Pension expert concerned about CPP if Alberta creates its own pension plan

What impact will Alberta leaving have on Canada and the CPP?

Pension expert concerned about CPP if Alberta creates its own pension plan

There has been much discussion in the pension community about whether or not Alberta’s plan to create its own provincial pension scheme is a sound idea and how it might impact the rest of the country and the Canada Pension Plan (CPP).

The public survey held by the government of Alberta to get feedback from Alberta residents on the proposed Alberta Pension Plan is about to close on December 10. This public engagement was to get Albertans’ views on the report by LifeWorks, completed in September, that suggests an Alberta Pension Plan could secure Albertans’ pension benefits and achieve substantial savings with lower contribution rates and higher benefits for families and retirees.

However, since the LifeWorks report came out, there has been much discussion about some of the numbers behind the report.

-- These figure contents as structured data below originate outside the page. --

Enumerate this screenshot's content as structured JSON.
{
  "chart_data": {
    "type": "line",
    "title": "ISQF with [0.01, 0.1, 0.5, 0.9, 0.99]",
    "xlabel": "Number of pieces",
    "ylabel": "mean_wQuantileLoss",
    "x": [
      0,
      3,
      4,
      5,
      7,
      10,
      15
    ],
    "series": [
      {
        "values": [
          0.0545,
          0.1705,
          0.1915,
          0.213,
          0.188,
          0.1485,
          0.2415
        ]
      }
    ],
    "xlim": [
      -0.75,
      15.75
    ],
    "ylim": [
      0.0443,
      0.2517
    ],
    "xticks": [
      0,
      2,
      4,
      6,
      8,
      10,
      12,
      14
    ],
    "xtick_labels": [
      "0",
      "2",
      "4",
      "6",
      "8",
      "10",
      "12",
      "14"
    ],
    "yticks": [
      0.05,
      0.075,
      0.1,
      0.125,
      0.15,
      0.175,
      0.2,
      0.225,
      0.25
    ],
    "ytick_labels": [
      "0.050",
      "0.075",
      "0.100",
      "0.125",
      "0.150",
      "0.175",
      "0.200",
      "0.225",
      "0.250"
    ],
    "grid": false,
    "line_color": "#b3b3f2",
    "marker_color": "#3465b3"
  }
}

“The proposal to separate from the Canada Pension Plan (CPP) and create the Alberta Pension Plan (APP) is based on the report by LifeWorks that argues that Albertans are entitled to 53 percent of the entire capital of the plan, which is a number right now being discussed at length because the assumptions underneath that calculation are questionable,” says Sebastien Betermier, associate professor of finance at McGill University and executive director of the International Centre for Pension Management.

Betermier says people in the pension community are discussing alternative assumptions and coming up with different calculations. “Alternatives are being put together because that number is absolutely key as it ultimately affects all of the calculations that are being proposed as part of the new plan. So, it is very much up in the air.”

Canadians have a plan that works really well

He adds that Canadians have a current national plan that “actually works really well and provides a defined benefit for every Canadian that they can access from wherever they live in Canada. It’s a plan that is well administered.

“It's a plan that has become increasingly funded over the years, especially with the CPP2 now, which is fully funded as opposed to the partly funded CPP. It's one of the largest pension funds in the world and is well managed by CPP investments. It has a great track record; why would you want to change all that?”

CPP has done well on both the investment and the liability front. It’s a plan that has the benefit of bringing all Canadians together, which means that all Canadians share the risks, he says.

Betermier says the move to a provincial pension plan is a bold move.

I'm not convinced it's worth all of the discussion and effort, given the fact that we are currently working with an overall national plan, that is and has been a success. In fact, when you look at Canada, it's one of only a few countries in the world that has gone in the direction of providing a nationally covered define benefits program. Most countries or most systems have gone away from them because they're too expensive to maintain.

“But the way the Canadian system works has made it possible, and the way the Canadian pension fund has been able to invest over the long term has made it possible to sustain this plan over the long term.

“It's a precious benefit for Canadian society.”

Maybe they can do a better job

When asked why he thinks Alberta wants to break away from the CPP and start its own plan, Betermier says they may believe they can do a better job on their own and be able to design a plan suited more appropriately to its population.

“If they disagree with the terms of the CPP and wish to provide a different type of plan that is better catered to the needs of their population, I could see a benefit there.

“I could also see a benefit if they believe the investments are being mismanaged and they can do a better job by having their own team on a smaller scale.”

The LifeWorks report suggests an Alberta Pension Plan could save Albertans billions each year, with lower contribution rates, higher benefits, and stronger benefit security for families and retirees.

It states that Alberta’s young population, high employment rates, and higher pensionable earnings means the province has contributed billions more into the Canada Pension Plan (CPP) than what was required to fund benefits paid to Alberta seniors.

However, could the APP really do as well as the CPP? Compared to a smaller provincial fund, the CPP benefits from its size with economies of scale.

Betermier says it’s a difficult to do a proper comparative analysis because there are not too many funds the size of CPP. However, “in general, there is consensus that larger funds do better. 

“They are able not only to generate economies of scale on the benefits administration, but also on the investments. You have more capabilities when you are larger, you can do more in-house investments, which is something the Canadian funds are fairly specialized in doing and do quite well. You also have greater leverage in speaking with third party providers and access to better external managers.”

However, Betermier points out that Alberta is one of the largest provinces in Canada, so it would automatically have scale. “So, in that sense, this is not necessarily the one point where I would be the most concerned.”

The greatest threat, says Betermier, “is if, ultimately, the provinces do not deem the capital allocation to be fair and then other provinces jump on the bandwagon and also potentially try to secede, then we lose agreement consensus among the provinces. This could lead to the demise of the CPP in its entirety.

“That would be, in my view, a very bad scenario because we have, through the coordination of the provinces, a great system and one that Canadian should be proud of.